When saved which is the believer’s true coming out,  the believer views the law and lawkeeping in a different light. He understands and gladly accepts the truth that personal lawkeeping is no match for the perfect lawkeeping of the perfect Law-keeper. Therefore, even the saved sinner’s lawkeeping is not a substitute for Jesus’ perfect lawkeeping. The believer is no longer in competition with Christ. The believer trusts and obeys out of awe, respect, and gratitude for God’s gracious provision of salvation through Christ by the Holy Spirit (John 14:15, 21, 23).

The gift of salvation is secured by Christ’s perfect lawkeeping and His perfect death on the cross which is received by faith alone. By saving faith, the believer rests in Christ’s perfect obedience before the cross and on the cross. But as a faithful follower and a child of the King, the believer seeks to trust and obey not simply to get but to enjoy his place in God’s family and kingdom.

1. Think through the link between fear of the Lord, wisdom, and obedience/law keeping: jot down your thoughts as you read Psalm 119.
2. What are your thoughts concerning lawkeeping – yours and Christ’s?

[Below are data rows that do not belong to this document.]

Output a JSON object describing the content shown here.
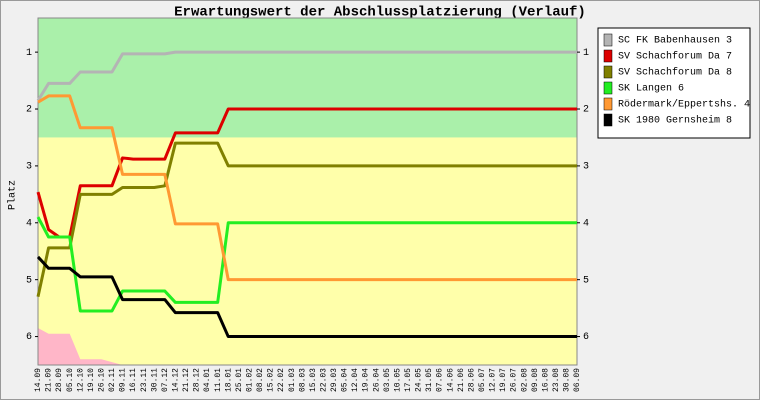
{
  "chart_data": {
    "type": "line",
    "title": "Erwartungswert der Abschlussplatzierung (Verlauf)",
    "y_label": "Platz",
    "categories": [
      "14.09",
      "21.09",
      "28.09",
      "05.10",
      "12.10",
      "19.10",
      "26.10",
      "02.11",
      "09.11",
      "16.11",
      "23.11",
      "30.11",
      "07.12",
      "14.12",
      "21.12",
      "28.12",
      "04.01",
      "11.01",
      "18.01",
      "25.01",
      "01.02",
      "08.02",
      "15.02",
      "22.02",
      "01.03",
      "08.03",
      "15.03",
      "22.03",
      "29.03",
      "05.04",
      "12.04",
      "19.04",
      "26.04",
      "03.05",
      "10.05",
      "17.05",
      "24.05",
      "31.05",
      "07.06",
      "14.06",
      "21.06",
      "28.06",
      "05.07",
      "12.07",
      "19.07",
      "26.07",
      "02.08",
      "09.08",
      "16.08",
      "23.08",
      "30.08",
      "06.09"
    ],
    "ylim": [
      0.4,
      6.5
    ],
    "y_inverted": true,
    "yticks": [
      1,
      2,
      3,
      4,
      5,
      6
    ],
    "bands": [
      {
        "from": 0.4,
        "to": 2.5,
        "color": "#aaf0aa"
      },
      {
        "from": 2.5,
        "to": 6.5,
        "color": "#ffffaa"
      }
    ],
    "area": {
      "color": "#ffb6c8",
      "values": [
        5.85,
        5.95,
        5.95,
        5.95,
        6.4,
        6.4,
        6.4,
        6.45,
        6.5,
        null,
        null,
        null,
        null,
        null,
        null,
        null,
        null,
        null,
        null,
        null,
        null,
        null,
        null,
        null,
        null,
        null,
        null,
        null,
        null,
        null,
        null,
        null,
        null,
        null,
        null,
        null,
        null,
        null,
        null,
        null,
        null,
        null,
        null,
        null,
        null,
        null,
        null,
        null,
        null,
        null,
        null,
        null
      ]
    },
    "series": [
      {
        "name": "SC FK Babenhausen 3",
        "color": "#b4b4b4",
        "values": [
          1.85,
          1.55,
          1.55,
          1.55,
          1.35,
          1.35,
          1.35,
          1.35,
          1.03,
          1.03,
          1.03,
          1.03,
          1.03,
          1,
          1,
          1,
          1,
          1,
          1,
          1,
          1,
          1,
          1,
          1,
          1,
          1,
          1,
          1,
          1,
          1,
          1,
          1,
          1,
          1,
          1,
          1,
          1,
          1,
          1,
          1,
          1,
          1,
          1,
          1,
          1,
          1,
          1,
          1,
          1,
          1,
          1,
          1
        ]
      },
      {
        "name": "SV Schachforum Da 7",
        "color": "#dd0000",
        "values": [
          3.46,
          4.12,
          4.25,
          4.25,
          3.35,
          3.35,
          3.35,
          3.35,
          2.86,
          2.88,
          2.88,
          2.88,
          2.88,
          2.42,
          2.42,
          2.42,
          2.42,
          2.42,
          2,
          2,
          2,
          2,
          2,
          2,
          2,
          2,
          2,
          2,
          2,
          2,
          2,
          2,
          2,
          2,
          2,
          2,
          2,
          2,
          2,
          2,
          2,
          2,
          2,
          2,
          2,
          2,
          2,
          2,
          2,
          2,
          2,
          2
        ]
      },
      {
        "name": "SV Schachforum Da 8",
        "color": "#808000",
        "values": [
          5.3,
          4.44,
          4.44,
          4.44,
          3.5,
          3.5,
          3.5,
          3.5,
          3.38,
          3.38,
          3.38,
          3.38,
          3.35,
          2.6,
          2.6,
          2.6,
          2.6,
          2.6,
          3,
          3,
          3,
          3,
          3,
          3,
          3,
          3,
          3,
          3,
          3,
          3,
          3,
          3,
          3,
          3,
          3,
          3,
          3,
          3,
          3,
          3,
          3,
          3,
          3,
          3,
          3,
          3,
          3,
          3,
          3,
          3,
          3,
          3
        ]
      },
      {
        "name": "SK Langen 6",
        "color": "#22ee22",
        "values": [
          3.9,
          4.25,
          4.25,
          4.25,
          5.55,
          5.55,
          5.55,
          5.55,
          5.2,
          5.2,
          5.2,
          5.2,
          5.2,
          5.4,
          5.4,
          5.4,
          5.4,
          5.4,
          4,
          4,
          4,
          4,
          4,
          4,
          4,
          4,
          4,
          4,
          4,
          4,
          4,
          4,
          4,
          4,
          4,
          4,
          4,
          4,
          4,
          4,
          4,
          4,
          4,
          4,
          4,
          4,
          4,
          4,
          4,
          4,
          4,
          4
        ]
      },
      {
        "name": "Rödermark/Eppertshs. 4",
        "color": "#ff9933",
        "values": [
          1.88,
          1.77,
          1.77,
          1.77,
          2.33,
          2.33,
          2.33,
          2.33,
          3.15,
          3.15,
          3.15,
          3.15,
          3.15,
          4.02,
          4.02,
          4.02,
          4.02,
          4.02,
          5,
          5,
          5,
          5,
          5,
          5,
          5,
          5,
          5,
          5,
          5,
          5,
          5,
          5,
          5,
          5,
          5,
          5,
          5,
          5,
          5,
          5,
          5,
          5,
          5,
          5,
          5,
          5,
          5,
          5,
          5,
          5,
          5,
          5
        ]
      },
      {
        "name": "SK 1980 Gernsheim 8",
        "color": "#000000",
        "values": [
          4.6,
          4.8,
          4.8,
          4.8,
          4.95,
          4.95,
          4.95,
          4.95,
          5.35,
          5.35,
          5.35,
          5.35,
          5.35,
          5.58,
          5.58,
          5.58,
          5.58,
          5.58,
          6,
          6,
          6,
          6,
          6,
          6,
          6,
          6,
          6,
          6,
          6,
          6,
          6,
          6,
          6,
          6,
          6,
          6,
          6,
          6,
          6,
          6,
          6,
          6,
          6,
          6,
          6,
          6,
          6,
          6,
          6,
          6,
          6,
          6
        ]
      }
    ]
  }
}
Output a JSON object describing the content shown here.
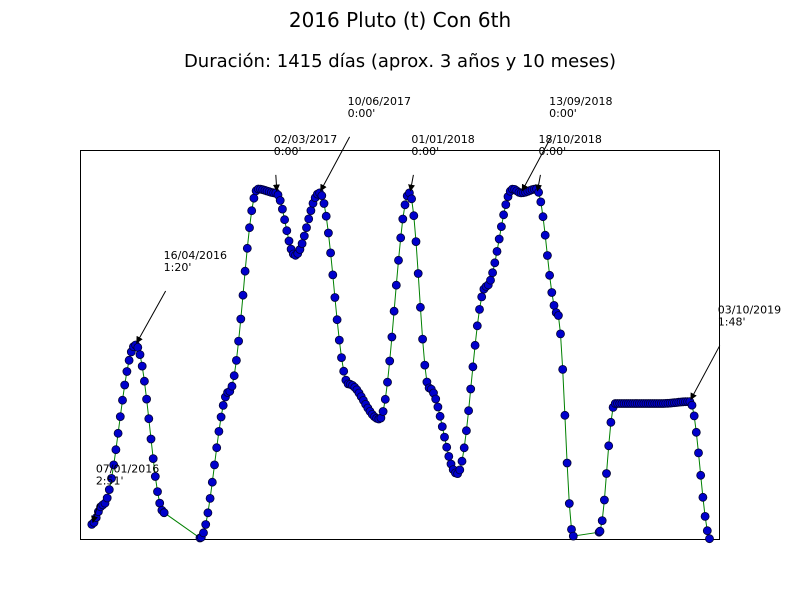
{
  "chart_data": {
    "type": "line",
    "title": "2016 Pluto (t) Con 6th",
    "subtitle": "Duración: 1415 días (aprox. 3 años y 10 meses)",
    "xlabel": "",
    "ylabel": "",
    "x_axis_ticks": "none",
    "y_axis_ticks": "none",
    "grid": false,
    "colors": {
      "line": "#008000",
      "marker_fill": "#0000cc",
      "marker_edge": "#000033"
    },
    "ylim": [
      0,
      100
    ],
    "series": [
      {
        "x": [
          "2016-01-07",
          "2016-02-01",
          "2016-04-16",
          "2016-06-20",
          "2016-07-20",
          "2016-09-10",
          "2016-11-15",
          "2017-01-20",
          "2017-03-02",
          "2017-04-15",
          "2017-06-10",
          "2017-08-15",
          "2017-10-25",
          "2018-01-01",
          "2018-02-15",
          "2018-04-20",
          "2018-06-25",
          "2018-08-25",
          "2018-09-13",
          "2018-10-18",
          "2018-12-05",
          "2019-01-10",
          "2019-03-10",
          "2019-04-15",
          "2019-08-01",
          "2019-10-03",
          "2019-11-20"
        ],
        "values": [
          4,
          9,
          50,
          7,
          1,
          0.5,
          38,
          90,
          89,
          73,
          89,
          40,
          31,
          89,
          39,
          17,
          65,
          90,
          89,
          90,
          58,
          1,
          2,
          35,
          35,
          35.5,
          0
        ]
      }
    ]
  },
  "annotations": [
    {
      "label": "07/01/2016\n2:51'",
      "x": "2016-01-07",
      "y": 4
    },
    {
      "label": "16/04/2016\n1:20'",
      "x": "2016-04-16",
      "y": 50
    },
    {
      "label": "02/03/2017\n0:00'",
      "x": "2017-03-02",
      "y": 89
    },
    {
      "label": "10/06/2017\n0:00'",
      "x": "2017-06-10",
      "y": 89
    },
    {
      "label": "01/01/2018\n0:00'",
      "x": "2018-01-01",
      "y": 89
    },
    {
      "label": "13/09/2018\n0:00'",
      "x": "2018-09-13",
      "y": 89
    },
    {
      "label": "18/10/2018\n0:00'",
      "x": "2018-10-18",
      "y": 89
    },
    {
      "label": "03/10/2019\n1:48'",
      "x": "2019-10-03",
      "y": 35.5
    }
  ]
}
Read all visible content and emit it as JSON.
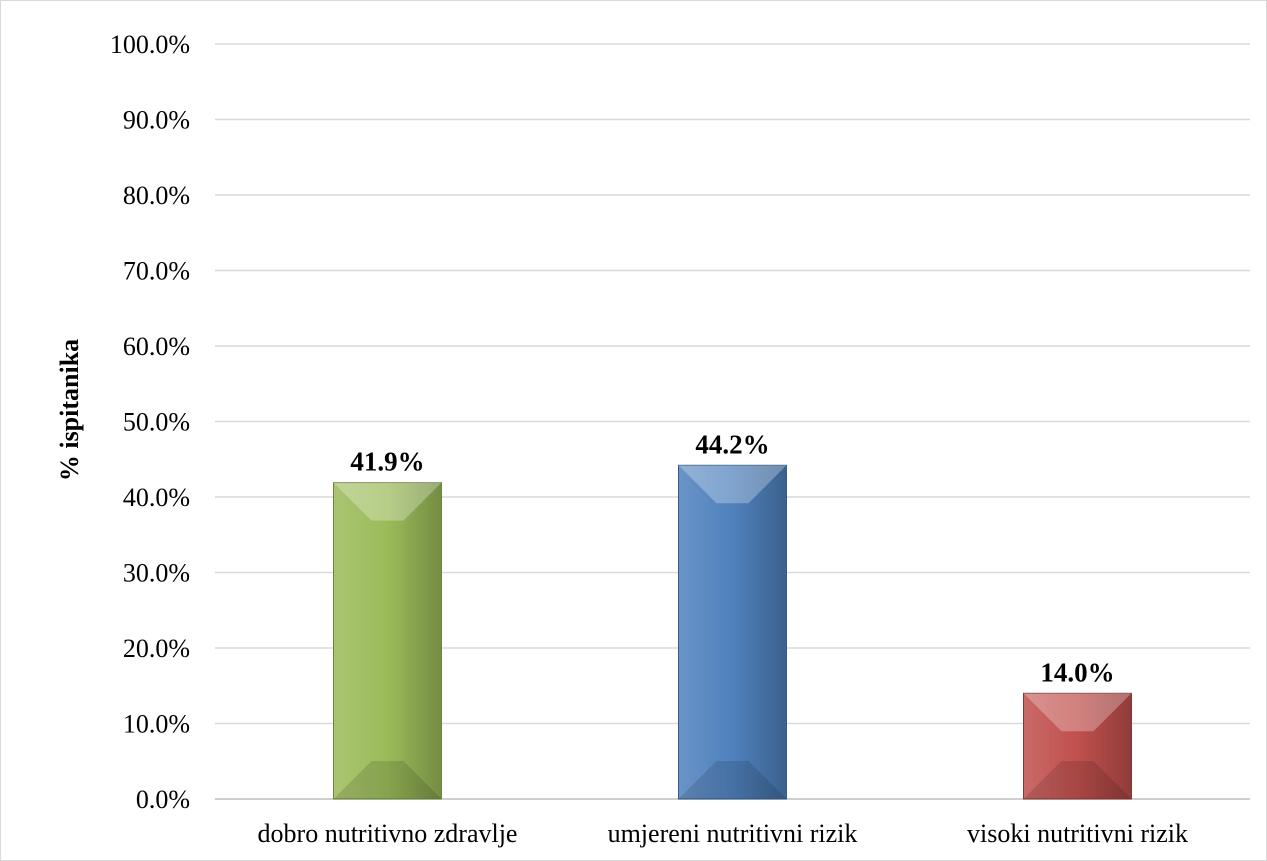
{
  "chart_data": {
    "type": "bar",
    "title": "",
    "xlabel": "",
    "ylabel": "% ispitanika",
    "ylim": [
      0,
      100
    ],
    "ytick_step": 10,
    "ytick_labels": [
      "0.0%",
      "10.0%",
      "20.0%",
      "30.0%",
      "40.0%",
      "50.0%",
      "60.0%",
      "70.0%",
      "80.0%",
      "90.0%",
      "100.0%"
    ],
    "grid": true,
    "legend": "none",
    "categories": [
      "dobro nutritivno zdravlje",
      "umjereni nutritivni rizik",
      "visoki nutritivni rizik"
    ],
    "values": [
      41.9,
      44.2,
      14.0
    ],
    "data_labels": [
      "41.9%",
      "44.2%",
      "14.0%"
    ],
    "colors": [
      "#9bbb59",
      "#4f81bd",
      "#c0504d"
    ]
  }
}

3. What check points have you set for yourself that may go beyond God’s law?
4. Obedience is not simply an act of the will – it flows from the heart. It has an inside-out reference.
a. In what areas of your life are you called to trust and obey that you have failed?
b. Write out the reasons from your perspective for not trusting and obeying and then write out reasons from God’s perspective indicating that you should.